Welsh Government undertook appropriate due diligence for Cardiff Airport purchase
Although progress is slower than forecast at the time of acquisition
The Auditor General has today published his report on the Welsh Government’s acquisition and ownership of Cardiff Airport.
The report notes that, in the years before acquisition, the Welsh Government had become increasingly concerned about the Airport’s decline, despite efforts to provide support and latterly to improve its working relationship with the Airport’s owners. The Welsh Government considered that public sector ownership would give the Airport the stability and commitment that it needed to develop in the long term.
The report acknowledges time constraints, but points to some weaknesses in the preparation of the Welsh Government’s business case for the acquisition. The Welsh Government did not set out clearly enough its investment objectives or its consideration of alternative options, risks and benefits. The Welsh Government gave some consideration to other options, including the prospect of a joint venture with another commercial partner, but acquisition was the preferred option from the outset because of the constraints of other options.
Huw Vaughan Thomas, Auditor General for Wales, said today: Turning the Airport around is proving more challenging than the Welsh Government expected at the time of the acquisition, despite some positive developments. The Airport is operating in a highly competitive environment and is coming from an inherited low base. The Welsh Government needs to use the results of the independent review it has recently commissioned to establish a clear understanding of the overall financial health of the Airport and likely future finance requirements.
Drawing on professional advice, the Welsh Government negotiated a purchase price that was informed by the estimated value of the Airport as a public asset and a range of commercial valuations. The public asset valuation applied different assumptions to the commercial valuations in line with Treasury guidance and factored in the value of transport user and environmental benefits. Commercial valuations can vary greatly depending on the assumptions applied, as was the case for the Welsh Government’s acquisition of the Airport. The Welsh Government ultimately accepted a commercial valuation based on specific assumptions about the overall commercial performance of the Airport – centred on a positive assessment of business growth – and the cost of capital (the required rate of return for the investor).

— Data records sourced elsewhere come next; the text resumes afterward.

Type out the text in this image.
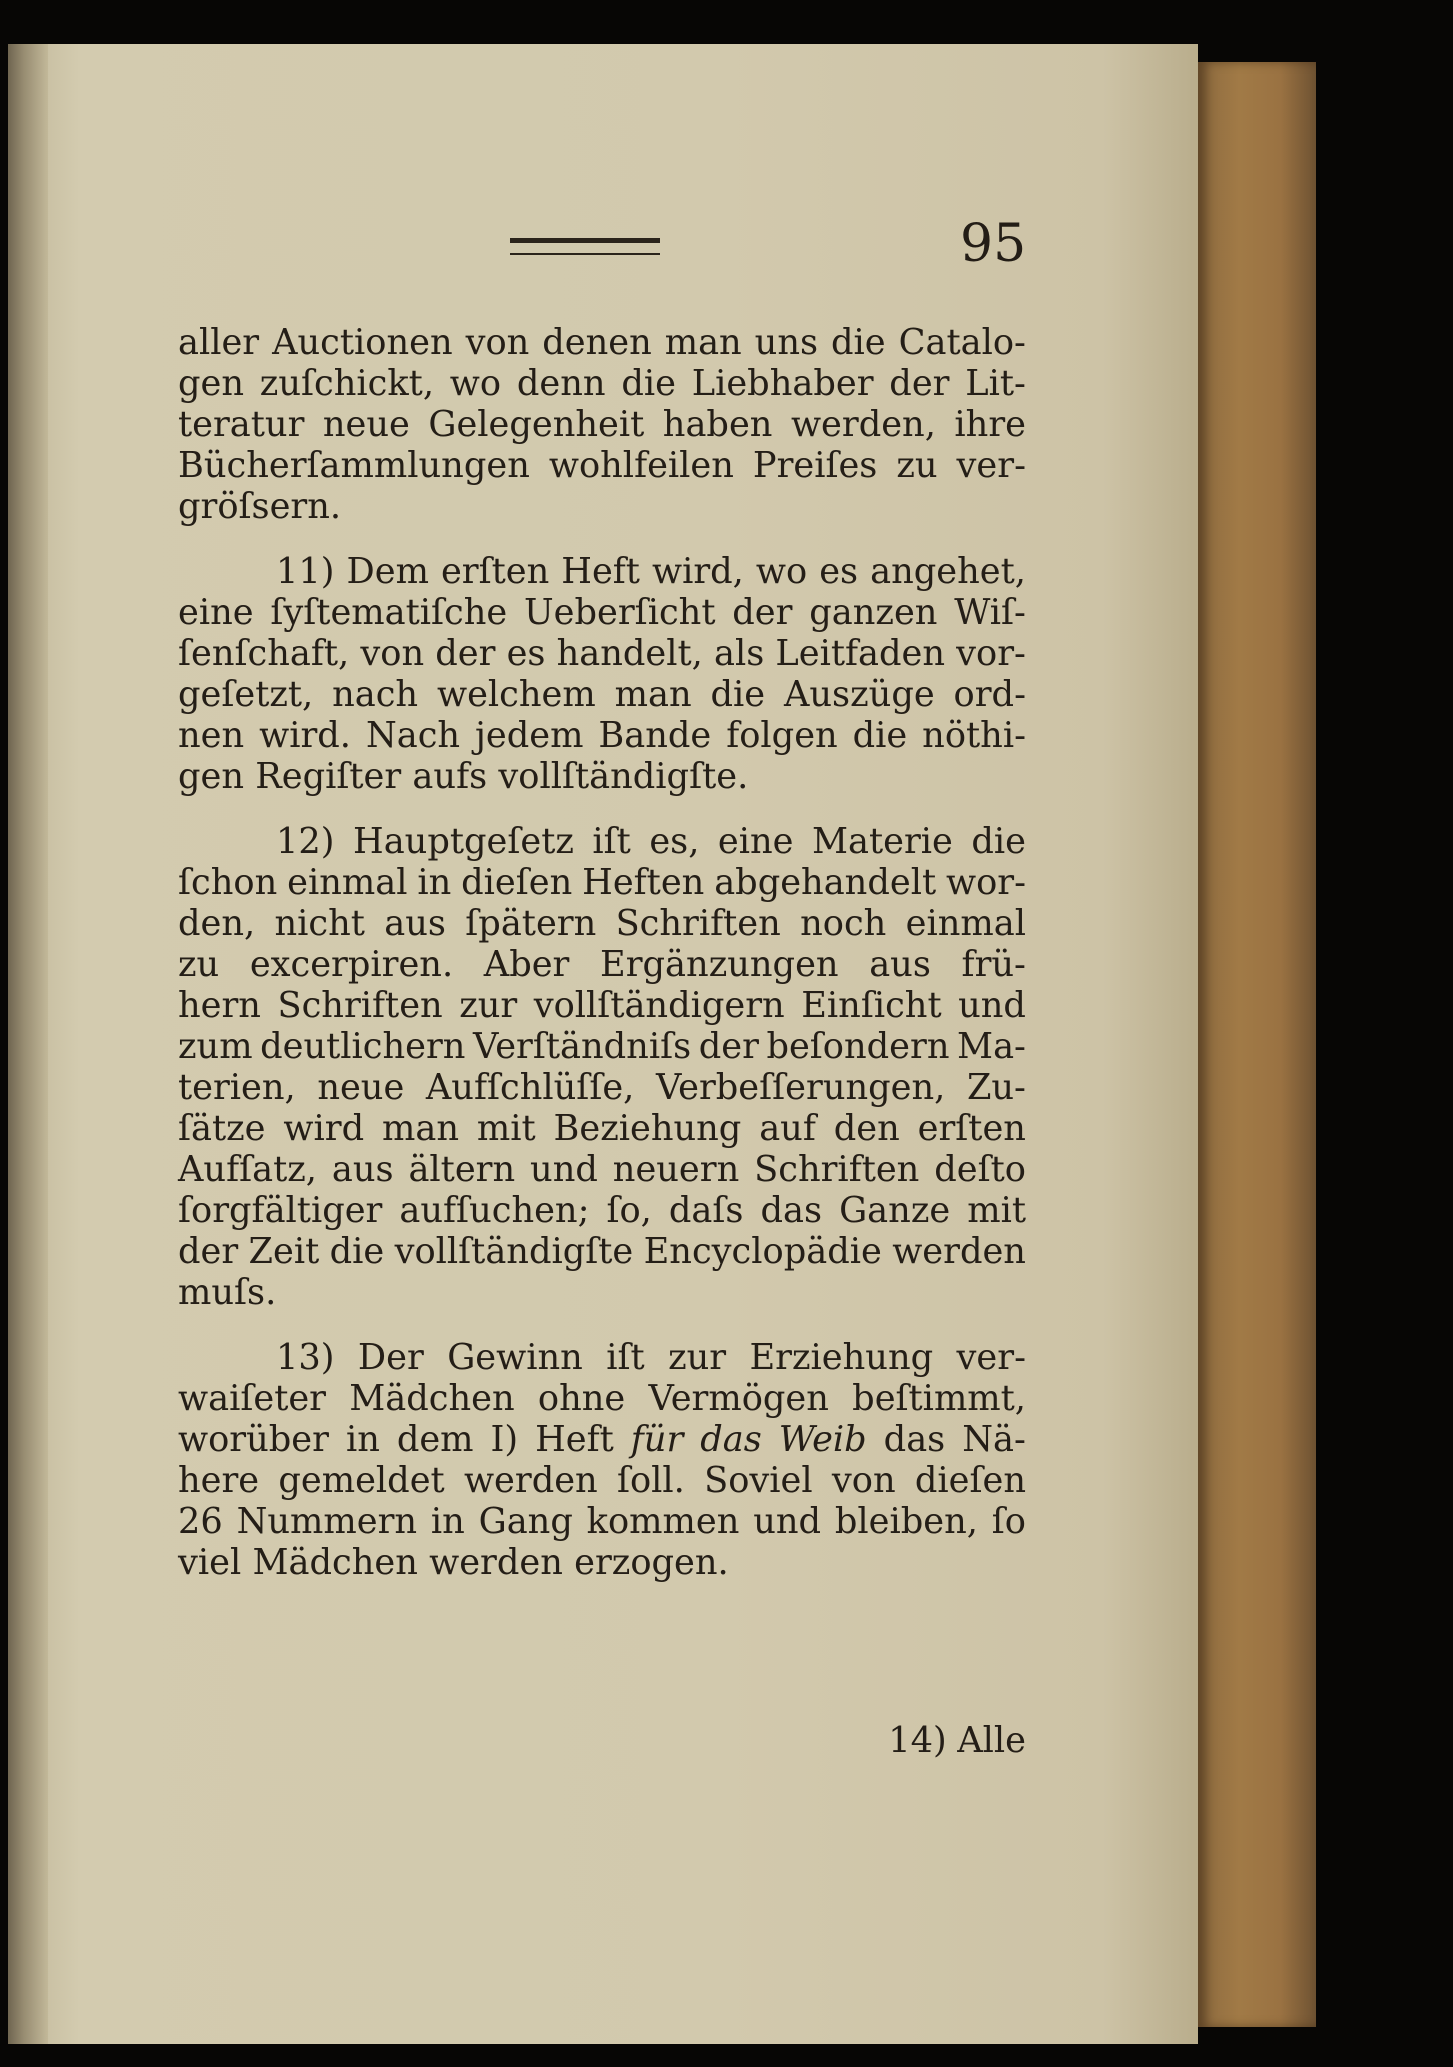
95
aller Auctionen von denen man uns die Catalo-
gen zuſchickt, wo denn die Liebhaber der Lit-
teratur neue Gelegenheit haben werden, ihre
Bücherſammlungen wohlfeilen Preiſes zu ver-
gröſsern.
11) Dem erſten Heft wird, wo es angehet,
eine ſyſtematiſche Ueberſicht der ganzen Wiſ-
ſenſchaft, von der es handelt, als Leitfaden vor-
geſetzt, nach welchem man die Auszüge ord-
nen wird. Nach jedem Bande folgen die nöthi-
gen Regiſter aufs vollſtändigſte.
12) Hauptgeſetz iſt es, eine Materie die
ſchon einmal in dieſen Heften abgehandelt wor-
den, nicht aus ſpätern Schriften noch einmal
zu excerpiren. Aber Ergänzungen aus frü-
hern Schriften zur vollſtändigern Einſicht und
zum deutlichern Verſtändniſs der beſondern Ma-
terien, neue Aufſchlüſſe, Verbeſſerungen, Zu-
ſätze wird man mit Beziehung auf den erſten
Aufſatz, aus ältern und neuern Schriften deſto
ſorgfältiger aufſuchen; ſo, daſs das Ganze mit
der Zeit die vollſtändigſte Encyclopädie werden
muſs.
13) Der Gewinn iſt zur Erziehung ver-
waiſeter Mädchen ohne Vermögen beſtimmt,
worüber in dem I) Heft für das Weib das Nä-
here gemeldet werden ſoll. Soviel von dieſen
26 Nummern in Gang kommen und bleiben, ſo
viel Mädchen werden erzogen.
14) Alle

The Welsh Government undertook a rigorous due diligence process. While the due diligence work identified some significant risks, the Welsh Government took appropriate measures to mitigate risks where possible through the sale and purchase agreement.
The report concludes that the Welsh Government has established sound governance arrangements to manage its investment on an arm’s length basis, having followed legal advice in establishing a holding company. The Airport has a growth-oriented business plan, although the need for external finance is greater than forecast at the time of the acquisition and progress against the overall business plan has been slower than previously forecast. The Welsh Government has approved commercial loan facilities to the value of £23 million and has commissioned a review of the Airport’s financial health and likely future finance requirements.
The report notes that there is no formal plan to realise wider benefits from the acquisition of the Airport, but the Airport is working more closely with relevant public sector stakeholders, including the Welsh Government. There have been various developments on a range of issues including transport access, tourism and marketing initiatives. The Airport has also taken action to improve its environmental performance and to address a number of equality-related issues.
The report makes seven recommendations on issues including the relationship between the Welsh Government’s holding company and the Airport operating company, the horizon for business planning, and the development of a long-term strategy for developing the Airport.